Plainte pénale de Frédéric Baldan : En avril 2023, Baldan a déposé une plainte pénale devant un tribunal de Liège, accusant von der Leyen d’usurpation de fonctions, de destruction de documents publics, de corruption et de préjudice aux finances publiques belges. Cette plainte pourrait conduire à une demande de levée de l’immunité de von der Leyen.

Actions judiciaires : New York Times : Le journal a intenté une action en justice contre la Commission européenne pour obtenir la divulgation des SMS échangés entre von der Leyen et Bourla, arguant que leur contenu est d’intérêt public. Une audience a eu lieu en novembre 2024 devant la Cour de justice de l’UE, avec une décision attendue début 2025.

Députés verts : En 2021, des eurodéputés verts ont poursuivi la Commission pour obtenir un accès complet aux contrats de vaccins, reprochant des rédactions excessives.

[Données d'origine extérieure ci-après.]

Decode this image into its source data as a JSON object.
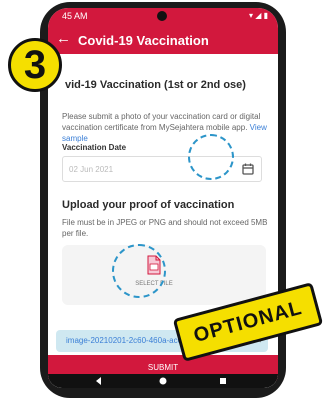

En juillet 2024, la Cour générale de l’UE a jugé que la Commission avait manqué de transparence en restreignant l’accès à ces documents.

Plaintes d’États membres : La Hongrie a déposé une plainte concernant le rôle de von der Leyen dans les négociations avec Pfizer, tandis que la Pologne s’est initialement jointe mais a retiré sa plainte sous le gouvernement de Donald Tusk.

Conséquences politiques : Les accusations ont alimenté les critiques contre von der Leyen, notamment de la part de partis d’opposition comme l’Identité et Démocratie (ID) et certains eurodéputés, qui ont appelé à sa démission ou à l’exclusion de sa candidature pour un second mandat.

Malgré ces controverses, von der Leyen a été réélue présidente de la Commission en juillet 2024, bien que ces affaires continuent de peser sur sa crédibilité.

Les décisions judiciaires, notamment celle attendue de la Cour de justice de l’UE en 2025, pourraient établir un précédent sur la transparence des communications numériques des responsables européens.

3. Autres plaintes et controverses Plainte de Baldan auprès de la CJUE : En 2023, Frédéric Baldan a également saisi la Cour de justice de l’UE, reprochant à von der Leyen d’avoir violé le code de conduite de la Commission et demandant sa suspension ainsi que celle des autres commissaires pendant l’enquête.

Appels à la transparence : Des ONG comme Access Info Europe et des journalistes, tels qu’Alexander Fanta, ont dénoncé un manque systémique de transparence sous la présidence de von der Leyen, aggravant la méfiance du public envers les institutions européennes.

Critiques sur la gouvernance : Certains eurodéputés, comme Sophie in ’t Veld, ont accusé la Commission sous von der Leyen de devenir moins transparente et moins responsable devant le Parlement européen, nuisant à la démocratie européenne.

Résumé des accusations En Allemagne (ministre de la Défense) : Favoritisme dans l’attribution de contrats de conseil.

Contournement des procédures d’appels d’offres.

Destruction de preuves (effacement de données téléphoniques).

À la Commission européenne (Pfizergate) : Négociations opaques avec Pfizer via SMS non divulgués.

Contournement des procédures de négociation collective avec les États membres.

Soupçons de corruption, conflits d’intérêts et destruction de documents.

Gaspillage de fonds publics (doses inutilisées).

Statut actuel : Enquêtes en cours par l’EPPO et un tribunal belge.

Actions judiciaires devant la CJUE (New York Times, eurodéputés verts).

Plaintes pénales et politiques persistantes, sans condamnation à ce jour.

Conclusion

Ursula von der Leyen a été confrontée à des soupçons récurrents de corruption et de manque de transparence, d’abord en Allemagne, puis dans le cadre des contrats de vaccins COVID-19 avec Pfizer. Les accusations reposent principalement sur des irrégularités dans les processus de passation de marchés, l’opacité des communications et la possible destruction de preuves. Bien qu’aucune charge n’ait été retenue à ce stade, les enquêtes en cours et les procédures judiciaires continuent de susciter des débats sur la transparence et la responsabilité des institutions européennes. Les décisions judiciaires attendues en 2025 pourraient avoir des implications significatives pour von der Leyen et pour les normes de transparence dans l’UE.